Вспомнив об этом, Диксон чуть было не прыснул со смеху. Но тут его внимание привлекло движение возле самой эстрады. Кристина и Кэрол, встав со своих мест, протискивались мимо Сесила и Бизли, явно намереваясь выйти из зала; Бертран, приподнявшись, что-то говорил им театральным шепотом. Гор-Эркварт тоже привстал с очень озабоченным видом. Диксон встревожился и опять замолчал: когда обе женщины вышли в проход и направились к дверям, он заговорил снова – и поторопился зря, ибо речь его превратилась в неразборчивую пьяную скороговорку. Нервно переминаясь с ноги на ногу, он споткнулся об основание кафедры и угрожающе качнулся вперед. Галерея снова загудела, Диксон мельком увидел, что олдермен – тот, что потоньше – и его жена обменялись негодующими взглядами. Он умолк.

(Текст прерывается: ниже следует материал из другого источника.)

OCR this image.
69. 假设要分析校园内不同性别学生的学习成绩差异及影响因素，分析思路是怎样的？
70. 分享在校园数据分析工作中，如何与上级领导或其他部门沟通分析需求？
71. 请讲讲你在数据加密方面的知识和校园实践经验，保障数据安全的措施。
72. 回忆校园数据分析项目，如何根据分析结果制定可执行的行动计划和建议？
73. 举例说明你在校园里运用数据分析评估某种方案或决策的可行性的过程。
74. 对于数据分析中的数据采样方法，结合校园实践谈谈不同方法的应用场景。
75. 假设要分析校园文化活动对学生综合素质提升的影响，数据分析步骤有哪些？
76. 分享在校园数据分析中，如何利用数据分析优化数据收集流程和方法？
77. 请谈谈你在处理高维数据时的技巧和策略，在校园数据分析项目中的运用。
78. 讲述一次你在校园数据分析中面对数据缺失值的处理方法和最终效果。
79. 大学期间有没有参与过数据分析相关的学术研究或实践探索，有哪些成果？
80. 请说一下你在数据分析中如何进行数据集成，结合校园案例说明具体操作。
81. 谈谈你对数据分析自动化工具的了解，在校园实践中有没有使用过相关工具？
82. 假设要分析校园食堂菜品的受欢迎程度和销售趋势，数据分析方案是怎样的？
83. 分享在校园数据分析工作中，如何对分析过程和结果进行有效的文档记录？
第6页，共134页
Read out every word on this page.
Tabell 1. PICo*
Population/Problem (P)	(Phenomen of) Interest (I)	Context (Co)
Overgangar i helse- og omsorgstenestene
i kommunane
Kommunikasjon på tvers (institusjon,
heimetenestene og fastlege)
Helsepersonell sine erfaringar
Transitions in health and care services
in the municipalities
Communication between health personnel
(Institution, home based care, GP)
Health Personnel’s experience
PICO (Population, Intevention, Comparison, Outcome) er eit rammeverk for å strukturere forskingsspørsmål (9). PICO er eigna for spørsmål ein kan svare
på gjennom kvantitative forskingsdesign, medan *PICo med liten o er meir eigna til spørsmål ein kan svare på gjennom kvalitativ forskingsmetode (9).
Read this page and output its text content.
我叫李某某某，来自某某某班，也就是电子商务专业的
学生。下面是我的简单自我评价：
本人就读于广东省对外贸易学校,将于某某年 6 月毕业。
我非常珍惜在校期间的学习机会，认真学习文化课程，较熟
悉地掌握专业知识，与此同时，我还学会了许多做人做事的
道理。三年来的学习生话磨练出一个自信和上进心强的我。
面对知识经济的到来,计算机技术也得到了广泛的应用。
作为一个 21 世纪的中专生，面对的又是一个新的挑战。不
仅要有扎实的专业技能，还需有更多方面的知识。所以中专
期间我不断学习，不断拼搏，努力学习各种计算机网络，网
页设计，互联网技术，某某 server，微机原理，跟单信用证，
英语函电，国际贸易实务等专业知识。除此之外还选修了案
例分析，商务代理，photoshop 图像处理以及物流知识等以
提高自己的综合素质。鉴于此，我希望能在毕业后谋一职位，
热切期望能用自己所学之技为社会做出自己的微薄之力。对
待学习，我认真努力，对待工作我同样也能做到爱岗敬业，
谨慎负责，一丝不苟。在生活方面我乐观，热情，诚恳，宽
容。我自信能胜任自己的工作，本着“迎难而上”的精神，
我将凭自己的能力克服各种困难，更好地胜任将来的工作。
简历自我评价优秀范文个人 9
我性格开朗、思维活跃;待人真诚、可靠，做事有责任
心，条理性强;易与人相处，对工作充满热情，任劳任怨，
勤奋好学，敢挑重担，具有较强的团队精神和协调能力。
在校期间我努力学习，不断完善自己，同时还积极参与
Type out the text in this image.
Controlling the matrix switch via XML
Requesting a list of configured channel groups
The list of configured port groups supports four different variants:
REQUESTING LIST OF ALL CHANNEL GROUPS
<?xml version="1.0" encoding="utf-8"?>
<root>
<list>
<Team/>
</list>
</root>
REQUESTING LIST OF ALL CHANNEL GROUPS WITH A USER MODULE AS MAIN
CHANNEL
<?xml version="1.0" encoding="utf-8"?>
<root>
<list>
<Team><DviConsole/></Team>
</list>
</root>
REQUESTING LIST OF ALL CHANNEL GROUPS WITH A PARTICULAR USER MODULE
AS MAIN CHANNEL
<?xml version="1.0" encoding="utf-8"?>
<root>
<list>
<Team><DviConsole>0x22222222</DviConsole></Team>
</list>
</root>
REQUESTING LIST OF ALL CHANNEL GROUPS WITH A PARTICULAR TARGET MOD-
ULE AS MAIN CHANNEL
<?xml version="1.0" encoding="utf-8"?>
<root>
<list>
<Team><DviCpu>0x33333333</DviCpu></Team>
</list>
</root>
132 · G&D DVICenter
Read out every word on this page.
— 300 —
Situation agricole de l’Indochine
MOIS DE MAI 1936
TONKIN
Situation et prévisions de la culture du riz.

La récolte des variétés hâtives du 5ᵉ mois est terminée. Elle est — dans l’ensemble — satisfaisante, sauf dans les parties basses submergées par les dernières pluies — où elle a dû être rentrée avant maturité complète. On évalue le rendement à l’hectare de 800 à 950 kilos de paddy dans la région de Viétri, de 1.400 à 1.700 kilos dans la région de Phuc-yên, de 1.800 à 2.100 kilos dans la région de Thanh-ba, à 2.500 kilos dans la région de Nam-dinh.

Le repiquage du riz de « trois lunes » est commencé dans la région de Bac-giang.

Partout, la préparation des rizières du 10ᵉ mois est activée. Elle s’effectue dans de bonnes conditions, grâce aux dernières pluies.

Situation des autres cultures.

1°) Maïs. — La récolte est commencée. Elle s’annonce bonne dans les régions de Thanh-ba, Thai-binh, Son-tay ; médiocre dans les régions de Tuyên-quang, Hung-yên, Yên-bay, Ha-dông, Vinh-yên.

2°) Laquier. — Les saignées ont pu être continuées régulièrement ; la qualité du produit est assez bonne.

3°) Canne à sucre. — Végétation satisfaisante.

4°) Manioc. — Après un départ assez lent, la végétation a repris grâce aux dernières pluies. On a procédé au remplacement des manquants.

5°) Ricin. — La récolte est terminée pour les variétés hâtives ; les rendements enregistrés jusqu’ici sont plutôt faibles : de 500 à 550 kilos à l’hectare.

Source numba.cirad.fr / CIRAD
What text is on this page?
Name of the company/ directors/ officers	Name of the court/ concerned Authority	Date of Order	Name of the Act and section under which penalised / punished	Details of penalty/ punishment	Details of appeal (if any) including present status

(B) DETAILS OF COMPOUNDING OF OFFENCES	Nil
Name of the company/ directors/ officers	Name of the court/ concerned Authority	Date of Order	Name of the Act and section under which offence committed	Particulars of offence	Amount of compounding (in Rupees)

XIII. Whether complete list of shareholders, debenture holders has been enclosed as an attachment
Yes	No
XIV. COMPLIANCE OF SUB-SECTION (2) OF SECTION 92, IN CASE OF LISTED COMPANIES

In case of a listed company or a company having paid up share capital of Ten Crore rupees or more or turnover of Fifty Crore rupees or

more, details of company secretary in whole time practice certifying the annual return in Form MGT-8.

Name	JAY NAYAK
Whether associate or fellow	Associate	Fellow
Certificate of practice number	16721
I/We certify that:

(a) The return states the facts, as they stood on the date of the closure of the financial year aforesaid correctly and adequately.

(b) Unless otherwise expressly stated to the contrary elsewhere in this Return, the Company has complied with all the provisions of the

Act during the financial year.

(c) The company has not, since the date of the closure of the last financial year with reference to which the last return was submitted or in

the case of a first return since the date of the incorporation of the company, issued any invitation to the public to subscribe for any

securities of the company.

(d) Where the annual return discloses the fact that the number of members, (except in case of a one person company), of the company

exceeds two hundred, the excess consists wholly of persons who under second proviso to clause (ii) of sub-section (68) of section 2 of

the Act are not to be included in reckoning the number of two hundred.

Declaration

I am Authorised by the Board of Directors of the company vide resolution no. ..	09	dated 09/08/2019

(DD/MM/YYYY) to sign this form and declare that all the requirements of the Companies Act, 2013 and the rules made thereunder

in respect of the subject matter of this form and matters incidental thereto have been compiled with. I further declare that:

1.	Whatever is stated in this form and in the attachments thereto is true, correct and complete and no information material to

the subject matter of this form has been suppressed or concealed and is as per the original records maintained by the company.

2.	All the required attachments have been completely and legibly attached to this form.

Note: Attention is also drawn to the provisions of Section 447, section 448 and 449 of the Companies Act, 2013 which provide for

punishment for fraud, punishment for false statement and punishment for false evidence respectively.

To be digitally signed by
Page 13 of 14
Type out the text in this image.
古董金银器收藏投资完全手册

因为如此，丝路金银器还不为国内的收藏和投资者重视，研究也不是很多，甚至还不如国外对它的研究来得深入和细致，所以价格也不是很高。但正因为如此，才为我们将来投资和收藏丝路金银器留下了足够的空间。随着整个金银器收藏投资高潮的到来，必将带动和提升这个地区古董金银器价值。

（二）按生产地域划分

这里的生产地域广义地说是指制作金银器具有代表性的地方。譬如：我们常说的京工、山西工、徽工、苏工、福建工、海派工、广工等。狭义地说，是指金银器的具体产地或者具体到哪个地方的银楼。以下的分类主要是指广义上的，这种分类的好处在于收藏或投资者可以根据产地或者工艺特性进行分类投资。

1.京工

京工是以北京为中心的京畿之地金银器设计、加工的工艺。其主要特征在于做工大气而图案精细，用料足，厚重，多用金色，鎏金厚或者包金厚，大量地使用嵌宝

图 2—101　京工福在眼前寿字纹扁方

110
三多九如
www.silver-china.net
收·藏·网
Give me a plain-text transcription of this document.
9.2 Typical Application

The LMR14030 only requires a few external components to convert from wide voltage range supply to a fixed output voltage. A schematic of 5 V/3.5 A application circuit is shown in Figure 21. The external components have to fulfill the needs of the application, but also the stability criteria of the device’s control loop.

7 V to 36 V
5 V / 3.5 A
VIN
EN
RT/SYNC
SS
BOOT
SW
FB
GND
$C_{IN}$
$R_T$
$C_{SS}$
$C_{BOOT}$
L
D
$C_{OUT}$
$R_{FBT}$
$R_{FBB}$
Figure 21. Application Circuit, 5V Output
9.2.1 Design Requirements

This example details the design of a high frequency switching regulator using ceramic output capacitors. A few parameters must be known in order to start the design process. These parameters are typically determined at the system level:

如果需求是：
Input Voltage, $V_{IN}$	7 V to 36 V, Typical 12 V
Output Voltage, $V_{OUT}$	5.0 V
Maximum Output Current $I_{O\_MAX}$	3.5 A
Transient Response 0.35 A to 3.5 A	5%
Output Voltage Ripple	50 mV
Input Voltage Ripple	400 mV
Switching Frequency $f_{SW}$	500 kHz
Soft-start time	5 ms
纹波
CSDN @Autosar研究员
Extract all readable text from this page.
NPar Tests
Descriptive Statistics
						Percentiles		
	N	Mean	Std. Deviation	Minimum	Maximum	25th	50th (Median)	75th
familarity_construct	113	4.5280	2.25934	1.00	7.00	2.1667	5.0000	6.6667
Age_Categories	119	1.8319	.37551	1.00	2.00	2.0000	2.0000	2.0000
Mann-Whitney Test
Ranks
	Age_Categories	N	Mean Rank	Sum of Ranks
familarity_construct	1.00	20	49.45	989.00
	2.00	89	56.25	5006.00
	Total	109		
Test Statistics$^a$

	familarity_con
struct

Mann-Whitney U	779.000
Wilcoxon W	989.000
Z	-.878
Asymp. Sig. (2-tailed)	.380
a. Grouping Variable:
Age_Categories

Немного опомнившись, он сообразил, что снова сбился на середине фразы. Кусая губы, он дал себе слово ни за что больше не сходить с рельсов. Откашлявшись, он нашел место в рукописи и продолжал бойким тоном, подчеркивая все согласные и повышая голос в конце каждой фразы. Во всяком случае, думал он, теперь им будет слышно каждое слово. Но вскоре он почувствовал, что опять происходит нечто неладное. И через несколько секунд понял, что на этот раз передразнивает декана.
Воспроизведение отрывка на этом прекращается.